Kids will see the truth one day. The parent who loves his or her children enough to respect their relationship with the other parent will end up closer to the children than the parent who doesn't. It's not a competition, but it is a fact.

6.'But what about me?'

Explain how things will work as soon as you can, to give them the stability and predictability they need. Let them know where they'll be living, what the separation means for their relationship with the other parent and that you'll all be okay.

7.Be patient with your ex if he or she is struggling without you.

It's very likely that in a separation at least one parent will feel on the brink at some point. Children are directly impacted by the well-being of both parents so be compassionate and empathic. The person who is driving you crazy with their unreasonable behavior is devastated to have lost you.
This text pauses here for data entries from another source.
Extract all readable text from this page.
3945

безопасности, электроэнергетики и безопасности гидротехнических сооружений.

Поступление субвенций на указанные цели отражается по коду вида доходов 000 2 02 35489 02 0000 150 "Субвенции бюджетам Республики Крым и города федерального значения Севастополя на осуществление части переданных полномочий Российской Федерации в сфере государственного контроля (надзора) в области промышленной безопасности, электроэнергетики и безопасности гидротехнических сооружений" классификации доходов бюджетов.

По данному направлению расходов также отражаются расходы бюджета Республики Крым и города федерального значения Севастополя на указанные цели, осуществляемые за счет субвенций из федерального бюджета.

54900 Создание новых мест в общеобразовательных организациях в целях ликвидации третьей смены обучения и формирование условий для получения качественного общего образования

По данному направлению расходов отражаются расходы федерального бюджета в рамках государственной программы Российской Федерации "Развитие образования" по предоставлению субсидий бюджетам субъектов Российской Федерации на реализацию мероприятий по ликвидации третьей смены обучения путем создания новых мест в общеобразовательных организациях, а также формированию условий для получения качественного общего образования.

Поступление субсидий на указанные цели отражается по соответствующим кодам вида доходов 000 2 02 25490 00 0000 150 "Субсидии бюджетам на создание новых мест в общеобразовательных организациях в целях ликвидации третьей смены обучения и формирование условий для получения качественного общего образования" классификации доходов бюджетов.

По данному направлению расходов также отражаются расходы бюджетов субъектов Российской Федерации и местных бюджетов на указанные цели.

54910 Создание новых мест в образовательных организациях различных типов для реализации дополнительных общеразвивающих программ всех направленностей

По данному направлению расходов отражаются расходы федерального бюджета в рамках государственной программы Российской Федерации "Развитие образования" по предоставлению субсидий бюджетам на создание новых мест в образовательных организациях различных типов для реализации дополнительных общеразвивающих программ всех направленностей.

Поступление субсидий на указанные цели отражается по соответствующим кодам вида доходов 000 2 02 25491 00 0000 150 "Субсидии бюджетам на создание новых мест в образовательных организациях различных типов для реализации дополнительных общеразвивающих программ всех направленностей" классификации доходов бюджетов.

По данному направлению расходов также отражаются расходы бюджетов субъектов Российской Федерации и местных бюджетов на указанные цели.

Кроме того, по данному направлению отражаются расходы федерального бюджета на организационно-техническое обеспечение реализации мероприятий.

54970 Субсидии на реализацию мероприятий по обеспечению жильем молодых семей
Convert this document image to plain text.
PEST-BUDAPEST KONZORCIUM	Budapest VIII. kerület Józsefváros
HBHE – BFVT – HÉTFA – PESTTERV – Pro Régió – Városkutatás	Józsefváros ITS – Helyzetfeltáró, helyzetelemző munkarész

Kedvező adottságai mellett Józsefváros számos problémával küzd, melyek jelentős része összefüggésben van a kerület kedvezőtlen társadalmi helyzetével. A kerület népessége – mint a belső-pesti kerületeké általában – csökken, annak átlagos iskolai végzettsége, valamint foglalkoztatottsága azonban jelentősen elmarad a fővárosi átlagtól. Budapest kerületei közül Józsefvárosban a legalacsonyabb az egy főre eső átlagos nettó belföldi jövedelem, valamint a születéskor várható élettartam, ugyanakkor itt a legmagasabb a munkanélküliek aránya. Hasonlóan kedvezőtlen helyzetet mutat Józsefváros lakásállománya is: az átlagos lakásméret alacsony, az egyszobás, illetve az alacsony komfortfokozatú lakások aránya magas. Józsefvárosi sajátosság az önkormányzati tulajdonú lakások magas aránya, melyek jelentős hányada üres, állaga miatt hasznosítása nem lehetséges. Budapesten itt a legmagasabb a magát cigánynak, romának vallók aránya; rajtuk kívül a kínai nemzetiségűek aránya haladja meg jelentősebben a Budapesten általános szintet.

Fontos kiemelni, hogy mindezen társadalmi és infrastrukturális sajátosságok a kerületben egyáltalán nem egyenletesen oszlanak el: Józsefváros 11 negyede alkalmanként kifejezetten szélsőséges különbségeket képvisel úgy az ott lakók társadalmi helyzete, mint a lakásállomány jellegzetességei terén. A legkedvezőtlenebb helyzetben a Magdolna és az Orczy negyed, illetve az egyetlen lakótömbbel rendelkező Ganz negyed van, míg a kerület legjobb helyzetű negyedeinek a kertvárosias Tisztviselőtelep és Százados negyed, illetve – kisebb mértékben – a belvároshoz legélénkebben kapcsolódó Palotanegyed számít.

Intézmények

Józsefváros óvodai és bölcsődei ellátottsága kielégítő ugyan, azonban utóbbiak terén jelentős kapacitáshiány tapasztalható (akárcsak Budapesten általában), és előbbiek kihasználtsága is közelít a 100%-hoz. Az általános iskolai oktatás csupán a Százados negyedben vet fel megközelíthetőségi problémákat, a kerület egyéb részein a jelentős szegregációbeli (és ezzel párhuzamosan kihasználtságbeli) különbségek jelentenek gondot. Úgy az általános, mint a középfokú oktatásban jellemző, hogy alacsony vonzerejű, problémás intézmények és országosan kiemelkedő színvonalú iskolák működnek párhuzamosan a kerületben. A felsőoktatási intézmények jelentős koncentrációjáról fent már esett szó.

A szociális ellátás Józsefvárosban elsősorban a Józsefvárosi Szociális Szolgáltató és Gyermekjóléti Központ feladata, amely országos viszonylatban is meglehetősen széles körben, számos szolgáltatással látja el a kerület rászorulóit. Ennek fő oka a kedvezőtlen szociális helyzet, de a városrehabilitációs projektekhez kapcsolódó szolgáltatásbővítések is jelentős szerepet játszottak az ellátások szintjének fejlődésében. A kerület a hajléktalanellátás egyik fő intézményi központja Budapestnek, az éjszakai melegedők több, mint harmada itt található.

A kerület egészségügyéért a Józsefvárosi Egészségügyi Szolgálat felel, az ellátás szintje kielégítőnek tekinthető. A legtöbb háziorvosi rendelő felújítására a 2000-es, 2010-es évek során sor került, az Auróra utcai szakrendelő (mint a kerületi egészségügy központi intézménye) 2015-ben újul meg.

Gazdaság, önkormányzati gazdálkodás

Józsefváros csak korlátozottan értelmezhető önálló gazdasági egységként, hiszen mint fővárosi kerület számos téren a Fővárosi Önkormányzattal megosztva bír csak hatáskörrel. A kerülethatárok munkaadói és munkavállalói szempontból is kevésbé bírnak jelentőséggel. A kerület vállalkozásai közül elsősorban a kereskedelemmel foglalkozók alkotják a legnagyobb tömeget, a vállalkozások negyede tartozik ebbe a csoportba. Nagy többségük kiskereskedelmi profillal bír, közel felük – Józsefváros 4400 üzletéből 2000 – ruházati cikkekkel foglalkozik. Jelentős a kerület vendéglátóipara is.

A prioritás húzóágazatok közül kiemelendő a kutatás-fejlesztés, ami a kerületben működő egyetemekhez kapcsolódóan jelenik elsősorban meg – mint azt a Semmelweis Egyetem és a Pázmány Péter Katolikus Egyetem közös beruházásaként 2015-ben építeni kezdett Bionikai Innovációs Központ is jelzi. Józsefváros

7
Remember that, and be patient until they find their way out.

8.Separation is not failure.

People come into our lives to teach us or to learn. That doesn't mean the learnings take a lifetime to unfold. If at some point the growing came to be apart, that doesn't mean the relationship wasn't beautiful, important or exactly what you needed when you were in it. What it means is that it's given you all it needed to. Don't stay for longer than you have to just because once upon a time you said you would. If you're the one holding on, let go - you deserve more than to be with someone who wants to be somewhere else.

There's no reason children won't come through a separation safe and sound but this depends on how their parents deal with the fallout. Kids will cope provided the adults don't draw them into a dirty heaving mess.

Stabilising the ground while your falling on your knees towards it is a heroic effort. But that's what parents are aren't they. Heroes.